Джин замолчал, мужчина же не спешил как-либо отвечать. Долго тянулось тягостное молчание. И среди него слышны были только жалобные поскуливания пса, да дыхание двоих молодых людей.

— Тогда мы его упустили и, честно говоря, простили ему совершенное, жертв ведь было не так много, но все началось опять. — Тяжело бухнул камнем слова Джин. — Его нужно остановить.

— Я не смогу убить его. — Виктор разглядывал длинные пальцы и тонкий шрам на правой руке на указательном пальце.

— Если не убить, то хотя бы поймать. — Предложил Джин.

Резко Виктор повернул голову и вперил взгляд своих мистических глаз в собеседника.

— Тогда, чего бы мне это не стоило, я убью его. Выбирая между заточением и смертью, второе позволит ему не мучиться. При всех его ужасных поступках, Мир не заслуживает столь страшной кары, как клетка и дальнейшие пытки. Одиночество и так было его проклятием.

— Хорошо, будь по-твоему. — Согласился Джин скрипучим голосом. Глотка его горела. Чтобы он не говорил, какие бы слова не срывались с его правдивого языка, только в этом вопросе он мог осквернить рот ядовитой ложью. Момент в их биографии, отпечатавшийся на самом сердце, сломавший и вывернувший на изнанку тело.

Мужчина повернулся лицом к фортепиано, открыл его, более не обращая внимания на Джина, и пробежался по клавишам. Словно инструмент был единственный способен даровать ему спокойствие. Действительно, играя, мужчина забывал о своих ошибках, о самой главной ошибки в его жизни. Как наркоман стремится к наркотикам, так и Виктор буквально жил музыкой, единственной способной простить ему все и подарить дорогие сердцу воспоминания.

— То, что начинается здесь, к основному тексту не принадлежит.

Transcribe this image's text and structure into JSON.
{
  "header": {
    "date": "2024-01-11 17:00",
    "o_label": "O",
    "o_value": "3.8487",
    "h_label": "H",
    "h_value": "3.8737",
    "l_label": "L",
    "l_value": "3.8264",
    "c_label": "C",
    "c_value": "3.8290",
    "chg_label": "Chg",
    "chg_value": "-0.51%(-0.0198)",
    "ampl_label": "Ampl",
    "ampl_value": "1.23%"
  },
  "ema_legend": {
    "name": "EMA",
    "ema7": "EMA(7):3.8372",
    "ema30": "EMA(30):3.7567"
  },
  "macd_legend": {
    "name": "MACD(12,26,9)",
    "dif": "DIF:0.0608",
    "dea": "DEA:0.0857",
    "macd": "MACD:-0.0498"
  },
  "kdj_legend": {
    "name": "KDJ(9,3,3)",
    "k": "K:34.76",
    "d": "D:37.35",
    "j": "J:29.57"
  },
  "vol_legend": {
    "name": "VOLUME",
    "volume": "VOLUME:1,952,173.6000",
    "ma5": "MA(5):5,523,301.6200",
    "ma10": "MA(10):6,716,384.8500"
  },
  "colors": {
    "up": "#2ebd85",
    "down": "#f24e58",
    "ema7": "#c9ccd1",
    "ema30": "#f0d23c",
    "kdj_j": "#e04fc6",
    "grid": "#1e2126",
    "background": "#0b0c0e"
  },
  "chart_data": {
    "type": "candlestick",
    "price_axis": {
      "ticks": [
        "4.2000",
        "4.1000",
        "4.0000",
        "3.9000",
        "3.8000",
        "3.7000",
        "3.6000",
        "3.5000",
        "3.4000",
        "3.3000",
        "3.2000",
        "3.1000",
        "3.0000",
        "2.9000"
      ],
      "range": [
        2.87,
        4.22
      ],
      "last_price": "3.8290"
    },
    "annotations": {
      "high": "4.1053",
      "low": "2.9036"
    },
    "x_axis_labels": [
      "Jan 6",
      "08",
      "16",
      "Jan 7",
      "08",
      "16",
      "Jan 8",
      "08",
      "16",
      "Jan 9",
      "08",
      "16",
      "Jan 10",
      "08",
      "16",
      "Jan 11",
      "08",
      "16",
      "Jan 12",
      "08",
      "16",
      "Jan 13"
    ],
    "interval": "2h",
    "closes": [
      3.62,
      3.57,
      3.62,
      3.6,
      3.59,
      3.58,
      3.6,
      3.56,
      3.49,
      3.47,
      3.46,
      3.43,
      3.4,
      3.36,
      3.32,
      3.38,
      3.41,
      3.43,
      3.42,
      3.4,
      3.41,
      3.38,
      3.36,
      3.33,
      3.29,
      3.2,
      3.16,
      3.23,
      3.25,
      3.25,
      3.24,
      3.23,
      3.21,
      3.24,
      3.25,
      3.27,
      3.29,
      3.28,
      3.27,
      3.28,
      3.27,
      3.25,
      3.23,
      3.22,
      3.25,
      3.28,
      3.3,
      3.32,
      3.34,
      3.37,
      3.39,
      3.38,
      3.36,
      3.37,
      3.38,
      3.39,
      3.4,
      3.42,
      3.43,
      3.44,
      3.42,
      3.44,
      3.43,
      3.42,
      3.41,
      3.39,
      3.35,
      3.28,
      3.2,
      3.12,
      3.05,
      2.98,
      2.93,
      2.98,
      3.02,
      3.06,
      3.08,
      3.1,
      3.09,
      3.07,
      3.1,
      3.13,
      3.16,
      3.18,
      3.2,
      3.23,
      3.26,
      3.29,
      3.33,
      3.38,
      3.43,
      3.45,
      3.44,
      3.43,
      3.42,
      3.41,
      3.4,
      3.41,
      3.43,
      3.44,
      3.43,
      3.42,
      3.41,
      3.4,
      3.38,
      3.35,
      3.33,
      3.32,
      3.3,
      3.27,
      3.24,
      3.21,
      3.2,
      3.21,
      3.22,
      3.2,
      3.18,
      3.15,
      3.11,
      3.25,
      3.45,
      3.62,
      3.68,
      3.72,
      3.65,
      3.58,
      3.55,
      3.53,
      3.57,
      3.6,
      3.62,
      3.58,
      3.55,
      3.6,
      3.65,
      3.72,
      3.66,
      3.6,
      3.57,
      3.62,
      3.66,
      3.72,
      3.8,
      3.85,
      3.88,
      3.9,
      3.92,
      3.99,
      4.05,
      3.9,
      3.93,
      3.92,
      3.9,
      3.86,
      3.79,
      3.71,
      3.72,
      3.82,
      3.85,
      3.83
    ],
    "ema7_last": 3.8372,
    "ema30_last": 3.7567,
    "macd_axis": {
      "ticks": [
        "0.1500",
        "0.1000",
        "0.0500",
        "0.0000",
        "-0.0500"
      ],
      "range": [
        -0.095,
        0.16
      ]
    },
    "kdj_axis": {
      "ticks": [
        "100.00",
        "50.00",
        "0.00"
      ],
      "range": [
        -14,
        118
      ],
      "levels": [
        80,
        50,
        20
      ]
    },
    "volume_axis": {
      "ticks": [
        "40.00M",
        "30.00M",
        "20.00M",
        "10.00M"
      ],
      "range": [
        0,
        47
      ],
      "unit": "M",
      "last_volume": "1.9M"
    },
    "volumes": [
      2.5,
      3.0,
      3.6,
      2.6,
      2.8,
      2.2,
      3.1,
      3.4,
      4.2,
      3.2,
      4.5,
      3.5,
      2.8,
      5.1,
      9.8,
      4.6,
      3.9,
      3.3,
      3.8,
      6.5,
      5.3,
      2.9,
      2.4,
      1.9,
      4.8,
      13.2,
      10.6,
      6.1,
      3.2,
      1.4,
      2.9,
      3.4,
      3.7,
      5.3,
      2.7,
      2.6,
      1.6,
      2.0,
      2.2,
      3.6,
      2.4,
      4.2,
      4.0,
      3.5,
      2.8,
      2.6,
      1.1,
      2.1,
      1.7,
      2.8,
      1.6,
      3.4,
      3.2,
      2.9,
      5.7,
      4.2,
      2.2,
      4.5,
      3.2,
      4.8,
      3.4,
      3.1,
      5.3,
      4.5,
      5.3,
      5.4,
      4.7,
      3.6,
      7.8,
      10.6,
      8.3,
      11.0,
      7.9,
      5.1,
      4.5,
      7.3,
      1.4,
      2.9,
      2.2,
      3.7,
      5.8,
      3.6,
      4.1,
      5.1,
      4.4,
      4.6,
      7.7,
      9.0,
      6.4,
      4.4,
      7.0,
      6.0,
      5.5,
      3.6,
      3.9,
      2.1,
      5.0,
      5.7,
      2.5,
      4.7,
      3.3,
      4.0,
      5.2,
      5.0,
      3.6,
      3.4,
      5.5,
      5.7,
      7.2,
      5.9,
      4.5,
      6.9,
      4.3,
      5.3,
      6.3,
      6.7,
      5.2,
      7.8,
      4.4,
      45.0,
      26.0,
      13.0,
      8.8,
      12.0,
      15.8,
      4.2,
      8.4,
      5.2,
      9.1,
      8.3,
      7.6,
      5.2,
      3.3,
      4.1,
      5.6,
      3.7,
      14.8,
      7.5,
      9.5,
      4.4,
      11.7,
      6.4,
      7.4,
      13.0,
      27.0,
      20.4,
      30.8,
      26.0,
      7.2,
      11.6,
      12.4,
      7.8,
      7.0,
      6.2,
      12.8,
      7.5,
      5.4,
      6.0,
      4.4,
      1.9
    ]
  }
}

Пальцы начали играть грустную и одновременно пронзительную композицию. Ту, которую так любил он сам и не любил его ученик, в голове зазвучали его слова: "В жизни и так хватает грусти и печали, зачем её ещё и омрачать этой трагичной музыкой?".

Но Виктор все равно регулярно играл это композицию, когда как его ученик отдавал предпочтение Рахманинову и другим мастерам этого дела.

Поначалу спокойная она перерастала в нечто быстрое и даже немного грубое, дергающее за все струны души разом, иногда вырывая с корнями на особо сильных аккорда, но, когда все стихало, приходило и некое успокоение, вновь чуть погодя обращаясь в постоянно нагнетающую мелодию. И так получался порочный круг, созданный Моцартом в своём бессмертном "Реквием по мечте".

Аналогией композиции Виктору представлялась жизнь, в которой за полосой белой неизменно идёт чёрная.

Пока Виктор отдавался музыки, играя её по-своему трагично, Джин покидал комнату в спешке. Скорее. Чтобы никто не видел его слез, навернувшихся на глаза. Кто говорит, что мужчины не плачут?

Нет, Джин не разрыдался, не стал хлюпать носом как кисейная барышня. Лишь несколько слез, говоривших насколько ему сейчас больно. Ведь он сам до сих пор не мог забыть и отпустить того мальчишку, которого они впустили в свои ряды, взяли под крылышко и который оказался предателем. И каждый следующий его поступок отражался на всех них четверых, бил на отмажь. Но вот парадокс, за ненавистью и злостью до сих пор скрывалась капля братской любви. И как выжечь её никому было непонятно.

А Виктор все продолжал играть, и чем ближе был конец, тем яснее он осознавал и свой.

На последних затухающих аккордах мужчина еле слышно прошептал, впервые за вечер дав волю эмоциям:

— Сначала уйдёшь ты, а стразу за тобой следом последую и я, Мир.